Osteoarthritis is the most common type of arthritis and is also known as age-related arthritis. With advanced age, people are more likely to develop osteoarthritis. The various changes that happen in osteoarthritis happen very slowly over many years. Injury and inflammation to the joint leads to breaking down of cartilage tissues that result in swelling, pain, and deformation of the joint.
Two main types of osteoarthritis
- Primary: This type of osteoarthritis affects thumbs, spine, fingers, and knees
- Secondary: It’s after an injury that can be sports-related injury or inflammation in a joint that this type of osteoarthritis occurs
Who is most affected by osteoarthritis?
People who are over 60 years old have evidence of osteoarthritis; there are others who do not have any symptoms. As age is the biggest risk factor, people are expected to develop this type of arthritis as they get older. Even people who are in their 20s and 30s can get affected by osteoarthritis. There could be a reason for those getting affected at a young age, mostly a joint injury or repetitive joint stress from overuse. More women who are above 50 than men suffer from osteoarthritis.

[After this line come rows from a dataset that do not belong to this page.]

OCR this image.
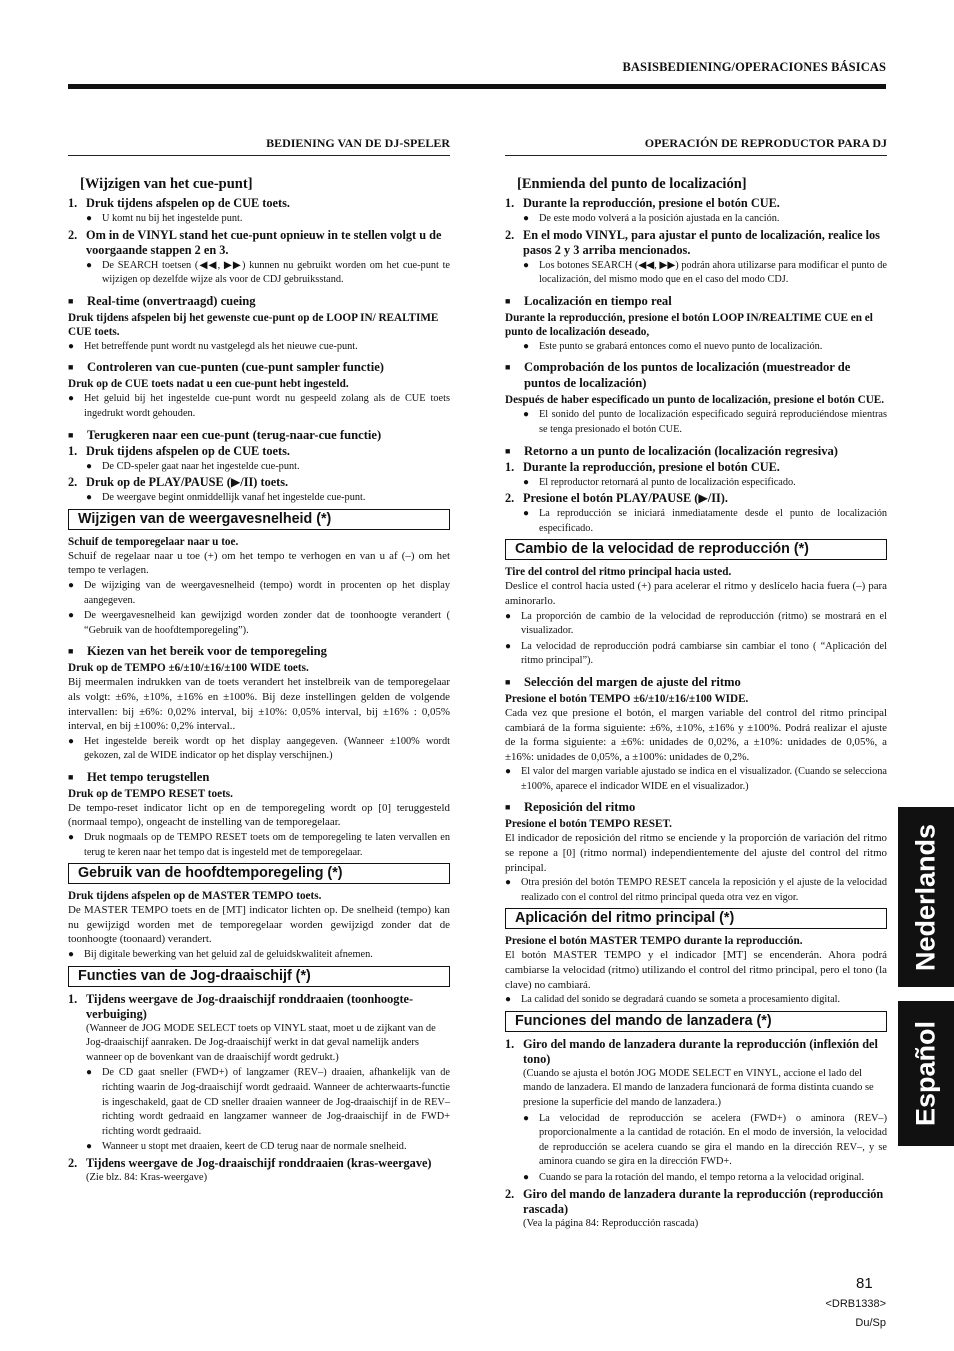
BASISBEDIENING/OPERACIONES BÁSICAS
BEDIENING VAN DE DJ-SPELER
[Wijzigen van het cue-punt]
1. Druk tijdens afspelen op de CUE toets.
● U komt nu bij het ingestelde punt.
2. Om in de VINYL stand het cue-punt opnieuw in te stellen volgt u de voorgaande stappen 2 en 3.
● De SEARCH toetsen (◀◀, ▶▶) kunnen nu gebruikt worden om het cue-punt te wijzigen op dezelfde wijze als voor de CDJ gebruiksstand.
■	Real-time (onvertraagd) cueing
Druk tijdens afspelen bij het gewenste cue-punt op de LOOP IN/ REALTIME CUE toets.
● Het betreffende punt wordt nu vastgelegd als het nieuwe cue-punt.
■	Controleren van cue-punten (cue-punt sampler functie)
Druk op de CUE toets nadat u een cue-punt hebt ingesteld.
● Het geluid bij het ingestelde cue-punt wordt nu gespeeld zolang als de CUE toets ingedrukt wordt gehouden.
■	Terugkeren naar een cue-punt (terug-naar-cue functie)
1. Druk tijdens afspelen op de CUE toets.
● De CD-speler gaat naar het ingestelde cue-punt.
2. Druk op de PLAY/PAUSE (▶/II) toets.
● De weergave begint onmiddellijk vanaf het ingestelde cue-punt.
Wijzigen van de weergavesnelheid (*)
Schuif de temporegelaar naar u toe.
Schuif de regelaar naar u toe (+) om het tempo te verhogen en van u af (–) om het tempo te verlagen.
● De wijziging van de weergavesnelheid (tempo) wordt in procenten op het display aangegeven.
● De weergavesnelheid kan gewijzigd worden zonder dat de toonhoogte verandert ( “Gebruik van de hoofdtemporegeling”).
■	Kiezen van het bereik voor de temporegeling
Druk op de TEMPO ±6/±10/±16/±100 WIDE toets.
Bij meermalen indrukken van de toets verandert het instelbreik van de temporegelaar als volgt: ±6%, ±10%, ±16% en ±100%. Bij deze instellingen gelden de volgende intervallen: bij ±6%: 0,02% interval, bij ±10%: 0,05% interval, bij ±16% : 0,05% interval, en bij ±100%: 0,2% interval..
● Het ingestelde bereik wordt op het display aangegeven. (Wanneer ±100% wordt gekozen, zal de WIDE indicator op het display verschijnen.)
■	Het tempo terugstellen
Druk op de TEMPO RESET toets.
De tempo-reset indicator licht op en de temporegeling wordt op [0] teruggesteld (normaal tempo), ongeacht de instelling van de temporegelaar.
● Druk nogmaals op de TEMPO RESET toets om de temporegeling te laten vervallen en terug te keren naar het tempo dat is ingesteld met de temporegelaar.
Gebruik van de hoofdtemporegeling (*)
Druk tijdens afspelen op de MASTER TEMPO toets.
De MASTER TEMPO toets en de [MT] indicator lichten op. De snelheid (tempo) kan nu gewijzigd worden met de temporegelaar worden gewijzigd zonder dat de toonhoogte (toonaard) verandert.
● Bij digitale bewerking van het geluid zal de geluidskwaliteit afnemen.
Functies van de Jog-draaischijf (*)
1. Tijdens weergave de Jog-draaischijf ronddraaien (toonhoogte-verbuiging)
(Wanneer de JOG MODE SELECT toets op VINYL staat, moet u de zijkant van de Jog-draaischijf aanraken. De Jog-draaischijf werkt in dat geval namelijk anders wanneer op de bovenkant van de draaischijf wordt gedrukt.)
● De CD gaat sneller (FWD+) of langzamer (REV–) draaien, afhankelijk van de richting waarin de Jog-draaischijf wordt gedraaid. Wanneer de achterwaarts-functie is ingeschakeld, gaat de CD sneller draaien wanneer de Jog-draaischijf in de REV– richting wordt gedraaid en langzamer wanneer de Jog-draaischijf in de FWD+ richting wordt gedraaid.
● Wanneer u stopt met draaien, keert de CD terug naar de normale snelheid.
2. Tijdens weergave de Jog-draaischijf ronddraaien (kras-weergave)
(Zie blz. 84: Kras-weergave)
OPERACIÓN DE REPRODUCTOR PARA DJ
[Enmienda del punto de localización]
1. Durante la reproducción, presione el botón CUE.
● De este modo volverá a la posición ajustada en la canción.
2. En el modo VINYL, para ajustar el punto de localización, realice los pasos 2 y 3 arriba mencionados.
● Los botones SEARCH (◀◀, ▶▶) podrán ahora utilizarse para modificar el punto de localización, del mismo modo que en el caso del modo CDJ.
■	Localización en tiempo real
Durante la reproducción, presione el botón LOOP IN/REALTIME CUE en el punto de localización deseado,
● Este punto se grabará entonces como el nuevo punto de localización.
■	Comprobación de los puntos de localización (muestreador de puntos de localización)
Después de haber especificado un punto de localización, presione el botón CUE.
● El sonido del punto de localización especificado seguirá reproduciéndose mientras se tenga presionado el botón CUE.
■	Retorno a un punto de localización (localización regresiva)
1. Durante la reproducción, presione el botón CUE.
● El reproductor retornará al punto de localización especificado.
2. Presione el botón PLAY/PAUSE (▶/II).
● La reproducción se iniciará inmediatamente desde el punto de localización especificado.
Cambio de la velocidad de reproducción (*)
Tire del control del ritmo principal hacia usted.
Deslice el control hacia usted (+) para acelerar el ritmo y deslícelo hacia fuera (–) para aminorarlo.
● La proporción de cambio de la velocidad de reproducción (ritmo) se mostrará en el visualizador.
● La velocidad de reproducción podrá cambiarse sin cambiar el tono ( “Aplicación del ritmo principal”).
■	Selección del margen de ajuste del ritmo
Presione el botón TEMPO ±6/±10/±16/±100 WIDE.
Cada vez que presione el botón, el margen variable del control del ritmo principal cambiará de la forma siguiente: ±6%, ±10%, ±16% y ±100%. Podrá realizar el ajuste de la forma siguiente: a ±6%: unidades de 0,02%, a ±10%: unidades de 0,05%, a ±16%: unidades de 0,05%, a ±100%: unidades de 0,2%.
● El valor del margen variable ajustado se indica en el visualizador. (Cuando se selecciona ±100%, aparece el indicador WIDE en el visualizador.)
■	Reposición del ritmo
Presione el botón TEMPO RESET.
El indicador de reposición del ritmo se enciende y la proporción de variación del ritmo se repone a [0] (ritmo normal) independientemente del ajuste del control del ritmo principal.
● Otra presión del botón TEMPO RESET cancela la reposición y el ajuste de la velocidad realizado con el control del ritmo principal queda otra vez en vigor.
Aplicación del ritmo principal (*)
Presione el botón MASTER TEMPO durante la reproducción.
El botón MASTER TEMPO y el indicador [MT] se encenderán. Ahora podrá cambiarse la velocidad (ritmo) utilizando el control del ritmo principal, pero el tono (la clave) no cambiará.
● La calidad del sonido se degradará cuando se someta a procesamiento digital.
Funciones del mando de lanzadera (*)
1. Giro del mando de lanzadera durante la reproducción (inflexión del tono)
(Cuando se ajusta el botón JOG MODE SELECT en VINYL, accione el lado del mando de lanzadera. El mando de lanzadera funcionará de forma distinta cuando se presione la superficie del mando de lanzadera.)
● La velocidad de reproducción se acelera (FWD+) o aminora (REV–) proporcionalmente a la cantidad de rotación. En el modo de inversión, la velocidad de reproducción se acelera cuando se gira el mando en la dirección REV–, y se aminora cuando se gira en la dirección FWD+.
● Cuando se para la rotación del mando, el tempo retorna a la velocidad original.
2. Giro del mando de lanzadera durante la reproducción (reproducción rascada)
(Vea la página 84: Reproducción rascada)
Nederlands
Español
81
<DRB1338>
Du/Sp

What causes osteoarthritis?
People usually suffer from osteoarthritis when the cartilage cushioning the ends of bones in the joints over the years deteriorates. As the cartilage wears down completely, bones tend to rub on bone. Osteoarthritis is also referred to as wear and tear disease. Apart from the usual breakdown of cartilage, osteoarthritis can also affect the entire joints. A lot of changes also happen to the bones and also to the connective tissues holding the joints together. Osteoarthritis also causes inflammation of the lining in the joints.
How is osteoarthritis diagnosed?
The doctor who is examining you can usually determine if you have osteoarthritis just by listening to your symptoms and also examining the joints. Having the X rays done also makes sure that there are no other reasons for the pain that you are experiencing. For osteoarthritis, there are no blood tests required.
There is no cure for osteoarthritis, but you could manage and ease the symptoms with a number of different treatments. These include physiotherapy and weight loss, medicines and surgery. Your doctor can advise you the best treatment for osteoarthritis.
Certain lifestyle changes and treatments: A healthy diet, balancing rest and activity and a weight loss program if you are overweight can help manage the symptoms of osteoarthritis.
Physiotherapy: Physiotherapists and other therapists can put you on a programme. The suggestions would include weight management, strength training, self-management, water-based exercise designed to suit your needs.
Surgery: If there is a need for surgery for osteoarthritis, you may be referred to an orthopedic surgeon by your doctor. For osteoarthritis, there are several different types of surgery. In case, you have osteoarthritis in the knees, but the doctor finds you not suitable for joint replacement surgery, you will be advised to have an operation called an osteotomy. In this operation, the surgeon adds or removes a small section of bone either above or below your knee so it helps straighten the joint.